Posteriormente, a Operação Unha e Carne avançou sobre outros agentes públicos. Entre os investigados está o ex-presidente da Alerj, Rodrigo Bacellar, suspeito de obstrução de investigação e de possíveis vínculos financeiros com o grupo do bicheiro Adilsinho.
Em maio deste ano, o deputado Thiago Rangel (Avante) foi preso durante nova fase da operação sob suspeita de participação em um esquema de desvios de recursos públicos e lavagem de dinheiro.
Já em junho, o deputado Val Ceasa (PRD) tornou-se alvo de investigação do Ministério Público por suposta atuação em benefício de interesses ligados ao traficante conhecido como Peixão.
Neste mês, novas fases da Operação Unha e Carne atingiram familiares de parlamentares e ex-agentes públicos, além de resultarem em buscas contra o deputado Rafael Nobre (União Brasil), denunciado pelo Ministério Público por supostas fraudes em contratos públicos.
Clima de apreensão na Assembleia
O avanço das investigações gerou um ambiente de cautela nos bastidores da Assembleia Legislativa. Parlamentares acompanham os desdobramentos das operações enquanto partidos iniciam o processo de definição de candidaturas para as eleições de 2026.

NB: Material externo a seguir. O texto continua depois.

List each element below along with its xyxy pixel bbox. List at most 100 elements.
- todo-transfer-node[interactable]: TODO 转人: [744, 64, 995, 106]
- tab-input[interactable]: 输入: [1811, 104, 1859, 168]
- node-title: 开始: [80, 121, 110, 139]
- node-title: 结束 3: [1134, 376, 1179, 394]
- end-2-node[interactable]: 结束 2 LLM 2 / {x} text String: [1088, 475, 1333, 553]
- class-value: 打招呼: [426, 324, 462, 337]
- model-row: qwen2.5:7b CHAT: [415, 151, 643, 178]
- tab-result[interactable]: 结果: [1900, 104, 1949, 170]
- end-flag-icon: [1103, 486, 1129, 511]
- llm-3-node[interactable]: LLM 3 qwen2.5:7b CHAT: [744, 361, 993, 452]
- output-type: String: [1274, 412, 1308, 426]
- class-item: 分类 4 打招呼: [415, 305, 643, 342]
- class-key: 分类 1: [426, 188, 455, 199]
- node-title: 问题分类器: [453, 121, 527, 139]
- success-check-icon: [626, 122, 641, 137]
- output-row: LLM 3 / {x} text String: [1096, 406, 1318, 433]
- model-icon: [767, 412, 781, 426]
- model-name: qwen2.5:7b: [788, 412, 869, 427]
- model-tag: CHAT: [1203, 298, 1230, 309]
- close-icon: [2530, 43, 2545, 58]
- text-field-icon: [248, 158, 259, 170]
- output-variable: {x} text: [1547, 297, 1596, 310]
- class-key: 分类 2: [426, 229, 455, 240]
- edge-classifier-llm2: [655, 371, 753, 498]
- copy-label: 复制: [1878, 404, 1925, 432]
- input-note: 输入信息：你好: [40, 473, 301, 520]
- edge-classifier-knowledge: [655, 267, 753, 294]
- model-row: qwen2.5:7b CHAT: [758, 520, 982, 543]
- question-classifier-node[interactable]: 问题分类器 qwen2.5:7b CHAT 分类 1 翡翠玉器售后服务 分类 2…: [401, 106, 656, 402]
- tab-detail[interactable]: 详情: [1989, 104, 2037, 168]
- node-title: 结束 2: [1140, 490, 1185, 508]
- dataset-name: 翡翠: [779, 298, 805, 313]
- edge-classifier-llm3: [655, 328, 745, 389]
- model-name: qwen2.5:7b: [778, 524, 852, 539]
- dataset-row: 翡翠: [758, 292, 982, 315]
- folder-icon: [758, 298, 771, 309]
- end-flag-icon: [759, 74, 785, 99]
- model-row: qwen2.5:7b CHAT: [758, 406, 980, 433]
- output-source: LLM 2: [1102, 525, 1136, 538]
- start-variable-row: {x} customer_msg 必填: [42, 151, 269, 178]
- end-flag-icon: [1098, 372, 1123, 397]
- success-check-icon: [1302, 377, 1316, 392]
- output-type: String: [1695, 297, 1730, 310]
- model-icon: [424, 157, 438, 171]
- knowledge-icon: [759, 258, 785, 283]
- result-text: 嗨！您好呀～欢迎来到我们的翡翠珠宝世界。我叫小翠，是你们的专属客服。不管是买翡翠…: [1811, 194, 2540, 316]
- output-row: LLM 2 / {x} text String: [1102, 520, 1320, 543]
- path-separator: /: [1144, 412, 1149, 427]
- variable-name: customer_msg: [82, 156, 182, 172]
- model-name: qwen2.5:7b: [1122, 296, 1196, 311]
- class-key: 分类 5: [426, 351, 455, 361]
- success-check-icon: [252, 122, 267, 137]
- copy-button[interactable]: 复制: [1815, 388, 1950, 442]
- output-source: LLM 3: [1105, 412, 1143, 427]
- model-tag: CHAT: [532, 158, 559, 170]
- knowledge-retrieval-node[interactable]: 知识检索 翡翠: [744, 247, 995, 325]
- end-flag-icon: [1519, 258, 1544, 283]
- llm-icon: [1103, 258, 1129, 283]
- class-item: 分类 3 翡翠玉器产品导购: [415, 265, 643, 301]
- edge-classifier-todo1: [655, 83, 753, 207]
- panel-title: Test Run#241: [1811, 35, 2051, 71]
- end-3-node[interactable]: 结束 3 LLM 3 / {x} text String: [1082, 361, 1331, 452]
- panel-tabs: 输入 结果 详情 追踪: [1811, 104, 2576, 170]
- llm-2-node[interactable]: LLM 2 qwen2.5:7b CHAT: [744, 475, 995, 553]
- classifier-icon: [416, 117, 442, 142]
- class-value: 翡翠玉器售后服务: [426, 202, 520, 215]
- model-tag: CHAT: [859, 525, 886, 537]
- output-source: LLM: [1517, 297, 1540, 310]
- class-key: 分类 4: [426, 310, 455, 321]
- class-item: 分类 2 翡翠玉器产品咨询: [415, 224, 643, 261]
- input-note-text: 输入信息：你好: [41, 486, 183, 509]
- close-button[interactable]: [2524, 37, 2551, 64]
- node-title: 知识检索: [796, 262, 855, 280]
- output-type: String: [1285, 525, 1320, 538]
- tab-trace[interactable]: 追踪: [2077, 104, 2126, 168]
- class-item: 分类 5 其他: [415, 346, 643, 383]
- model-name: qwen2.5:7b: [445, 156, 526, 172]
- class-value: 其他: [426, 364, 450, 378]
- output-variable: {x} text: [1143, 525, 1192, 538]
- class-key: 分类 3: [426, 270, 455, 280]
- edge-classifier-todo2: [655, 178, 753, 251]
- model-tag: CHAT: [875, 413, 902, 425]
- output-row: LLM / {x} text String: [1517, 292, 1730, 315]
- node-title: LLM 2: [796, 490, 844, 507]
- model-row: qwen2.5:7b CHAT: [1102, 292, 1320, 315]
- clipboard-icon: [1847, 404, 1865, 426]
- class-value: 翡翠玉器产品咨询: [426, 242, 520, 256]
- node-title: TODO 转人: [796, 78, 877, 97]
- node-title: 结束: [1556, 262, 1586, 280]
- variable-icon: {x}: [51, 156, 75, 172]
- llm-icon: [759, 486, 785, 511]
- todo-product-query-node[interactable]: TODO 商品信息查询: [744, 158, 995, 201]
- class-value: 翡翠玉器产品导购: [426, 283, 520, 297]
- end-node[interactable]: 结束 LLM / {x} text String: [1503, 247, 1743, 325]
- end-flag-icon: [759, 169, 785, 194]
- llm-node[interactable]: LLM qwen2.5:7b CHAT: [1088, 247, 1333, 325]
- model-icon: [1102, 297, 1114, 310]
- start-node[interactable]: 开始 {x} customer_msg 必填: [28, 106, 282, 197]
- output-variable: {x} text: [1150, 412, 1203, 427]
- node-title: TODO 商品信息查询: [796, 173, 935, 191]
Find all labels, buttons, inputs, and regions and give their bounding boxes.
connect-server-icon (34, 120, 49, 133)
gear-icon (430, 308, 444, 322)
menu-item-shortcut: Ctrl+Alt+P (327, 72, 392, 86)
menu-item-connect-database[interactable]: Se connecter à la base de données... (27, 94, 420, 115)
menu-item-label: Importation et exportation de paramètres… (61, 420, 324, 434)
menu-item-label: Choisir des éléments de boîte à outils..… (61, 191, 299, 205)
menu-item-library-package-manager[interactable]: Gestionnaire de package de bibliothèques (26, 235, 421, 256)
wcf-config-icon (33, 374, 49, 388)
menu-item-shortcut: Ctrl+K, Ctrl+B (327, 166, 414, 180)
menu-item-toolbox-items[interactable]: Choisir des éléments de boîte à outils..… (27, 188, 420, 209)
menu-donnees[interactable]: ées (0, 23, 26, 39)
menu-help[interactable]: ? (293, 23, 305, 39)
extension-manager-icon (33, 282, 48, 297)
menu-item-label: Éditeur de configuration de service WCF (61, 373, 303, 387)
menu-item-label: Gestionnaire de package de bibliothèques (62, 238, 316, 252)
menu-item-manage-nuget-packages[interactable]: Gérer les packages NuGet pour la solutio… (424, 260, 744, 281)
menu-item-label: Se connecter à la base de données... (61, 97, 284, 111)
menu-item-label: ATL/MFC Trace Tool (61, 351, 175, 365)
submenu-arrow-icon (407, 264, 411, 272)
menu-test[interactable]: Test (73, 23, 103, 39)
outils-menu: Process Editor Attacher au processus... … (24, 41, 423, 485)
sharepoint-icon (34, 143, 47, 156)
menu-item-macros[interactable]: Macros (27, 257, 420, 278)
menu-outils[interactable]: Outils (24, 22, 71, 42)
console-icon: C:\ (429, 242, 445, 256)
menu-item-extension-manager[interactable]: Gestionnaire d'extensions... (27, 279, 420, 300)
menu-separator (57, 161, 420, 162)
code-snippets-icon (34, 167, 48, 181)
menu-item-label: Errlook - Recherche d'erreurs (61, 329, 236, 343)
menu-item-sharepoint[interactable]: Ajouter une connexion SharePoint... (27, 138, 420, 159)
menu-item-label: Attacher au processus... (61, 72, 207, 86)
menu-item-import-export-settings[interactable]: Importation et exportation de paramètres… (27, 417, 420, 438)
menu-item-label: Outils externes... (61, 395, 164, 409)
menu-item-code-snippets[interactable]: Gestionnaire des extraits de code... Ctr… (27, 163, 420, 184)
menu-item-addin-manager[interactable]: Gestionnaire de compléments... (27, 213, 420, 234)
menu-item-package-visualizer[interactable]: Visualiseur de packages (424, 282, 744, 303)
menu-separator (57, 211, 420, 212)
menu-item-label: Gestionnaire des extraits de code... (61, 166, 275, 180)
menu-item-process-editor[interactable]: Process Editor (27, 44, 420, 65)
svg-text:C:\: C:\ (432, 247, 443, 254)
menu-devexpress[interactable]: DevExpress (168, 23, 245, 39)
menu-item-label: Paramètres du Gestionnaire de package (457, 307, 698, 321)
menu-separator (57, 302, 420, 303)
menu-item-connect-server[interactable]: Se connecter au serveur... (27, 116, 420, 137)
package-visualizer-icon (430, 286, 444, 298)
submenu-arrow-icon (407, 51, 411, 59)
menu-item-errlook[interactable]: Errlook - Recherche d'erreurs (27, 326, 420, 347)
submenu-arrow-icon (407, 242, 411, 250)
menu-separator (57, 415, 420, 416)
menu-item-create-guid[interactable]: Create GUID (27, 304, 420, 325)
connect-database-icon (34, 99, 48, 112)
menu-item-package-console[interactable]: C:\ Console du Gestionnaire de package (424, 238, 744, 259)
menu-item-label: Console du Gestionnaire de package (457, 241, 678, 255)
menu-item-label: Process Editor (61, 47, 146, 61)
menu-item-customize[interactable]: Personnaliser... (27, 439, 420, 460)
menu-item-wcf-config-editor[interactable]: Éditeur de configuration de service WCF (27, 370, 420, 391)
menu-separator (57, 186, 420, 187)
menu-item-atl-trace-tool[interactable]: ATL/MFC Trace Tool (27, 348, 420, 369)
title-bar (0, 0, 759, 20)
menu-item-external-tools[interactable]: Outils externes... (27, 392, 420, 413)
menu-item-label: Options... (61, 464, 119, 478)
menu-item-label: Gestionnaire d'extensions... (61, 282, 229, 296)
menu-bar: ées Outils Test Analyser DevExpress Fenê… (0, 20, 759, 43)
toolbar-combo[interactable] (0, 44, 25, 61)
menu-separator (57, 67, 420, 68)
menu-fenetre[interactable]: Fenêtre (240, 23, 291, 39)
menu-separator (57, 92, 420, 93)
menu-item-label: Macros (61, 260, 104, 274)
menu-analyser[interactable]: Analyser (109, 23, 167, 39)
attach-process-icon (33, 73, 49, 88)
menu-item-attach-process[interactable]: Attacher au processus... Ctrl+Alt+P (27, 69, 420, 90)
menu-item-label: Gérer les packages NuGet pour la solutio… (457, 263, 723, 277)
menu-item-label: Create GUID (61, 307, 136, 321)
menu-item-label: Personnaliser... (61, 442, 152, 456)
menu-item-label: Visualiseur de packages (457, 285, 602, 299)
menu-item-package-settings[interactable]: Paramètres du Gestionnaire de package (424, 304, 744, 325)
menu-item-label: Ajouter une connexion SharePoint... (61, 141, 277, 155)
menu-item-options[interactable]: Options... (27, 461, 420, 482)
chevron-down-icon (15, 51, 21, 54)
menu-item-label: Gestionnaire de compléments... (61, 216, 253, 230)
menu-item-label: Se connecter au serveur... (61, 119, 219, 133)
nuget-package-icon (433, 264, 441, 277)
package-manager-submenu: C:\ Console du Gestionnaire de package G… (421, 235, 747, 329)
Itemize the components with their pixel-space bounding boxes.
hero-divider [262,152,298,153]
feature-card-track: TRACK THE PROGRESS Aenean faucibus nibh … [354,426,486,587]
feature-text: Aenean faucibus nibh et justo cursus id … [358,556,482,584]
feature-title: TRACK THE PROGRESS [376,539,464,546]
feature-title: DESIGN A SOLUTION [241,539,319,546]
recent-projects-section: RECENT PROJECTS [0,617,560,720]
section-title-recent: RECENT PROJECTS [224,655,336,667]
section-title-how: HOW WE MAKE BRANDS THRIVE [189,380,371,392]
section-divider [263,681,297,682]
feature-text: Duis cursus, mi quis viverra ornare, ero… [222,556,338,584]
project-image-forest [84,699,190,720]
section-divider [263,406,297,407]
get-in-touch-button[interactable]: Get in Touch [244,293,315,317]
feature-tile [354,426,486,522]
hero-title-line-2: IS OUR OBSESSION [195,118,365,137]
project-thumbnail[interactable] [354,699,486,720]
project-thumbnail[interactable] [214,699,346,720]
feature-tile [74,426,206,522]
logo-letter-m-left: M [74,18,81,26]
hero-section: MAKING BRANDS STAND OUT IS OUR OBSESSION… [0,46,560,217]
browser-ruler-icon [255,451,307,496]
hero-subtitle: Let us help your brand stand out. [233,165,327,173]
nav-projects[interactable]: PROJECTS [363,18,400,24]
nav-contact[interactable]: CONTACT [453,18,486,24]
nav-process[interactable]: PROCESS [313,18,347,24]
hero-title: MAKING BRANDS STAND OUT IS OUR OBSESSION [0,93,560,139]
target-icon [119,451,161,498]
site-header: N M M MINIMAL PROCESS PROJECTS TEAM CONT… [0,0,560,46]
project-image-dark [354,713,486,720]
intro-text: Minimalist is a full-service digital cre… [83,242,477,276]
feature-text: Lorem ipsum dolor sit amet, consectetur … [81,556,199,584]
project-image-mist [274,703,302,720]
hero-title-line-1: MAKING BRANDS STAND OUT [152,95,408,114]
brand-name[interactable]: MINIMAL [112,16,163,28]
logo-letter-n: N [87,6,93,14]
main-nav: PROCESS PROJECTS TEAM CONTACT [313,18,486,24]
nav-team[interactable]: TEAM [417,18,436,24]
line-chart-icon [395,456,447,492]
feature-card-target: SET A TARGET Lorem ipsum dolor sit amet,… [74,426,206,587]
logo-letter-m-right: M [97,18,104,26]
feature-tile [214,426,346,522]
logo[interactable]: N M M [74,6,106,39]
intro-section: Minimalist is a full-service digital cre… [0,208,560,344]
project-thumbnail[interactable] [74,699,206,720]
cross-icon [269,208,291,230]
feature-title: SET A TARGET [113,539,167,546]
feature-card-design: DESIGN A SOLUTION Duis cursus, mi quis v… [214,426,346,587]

Além das investigações em andamento, o cenário também influenciou discussões internas da Casa, como a escolha de um novo conselheiro para o Tribunal de Contas do Estado (TCE-RJ), cuja definição acabou sendo adiada diante da expectativa de novos desdobramentos judiciais.
Até o momento, as investigações seguem em curso e caberá às autoridades competentes analisar as provas reunidas e garantir o direito à ampla defesa e ao contraditório dos investigados.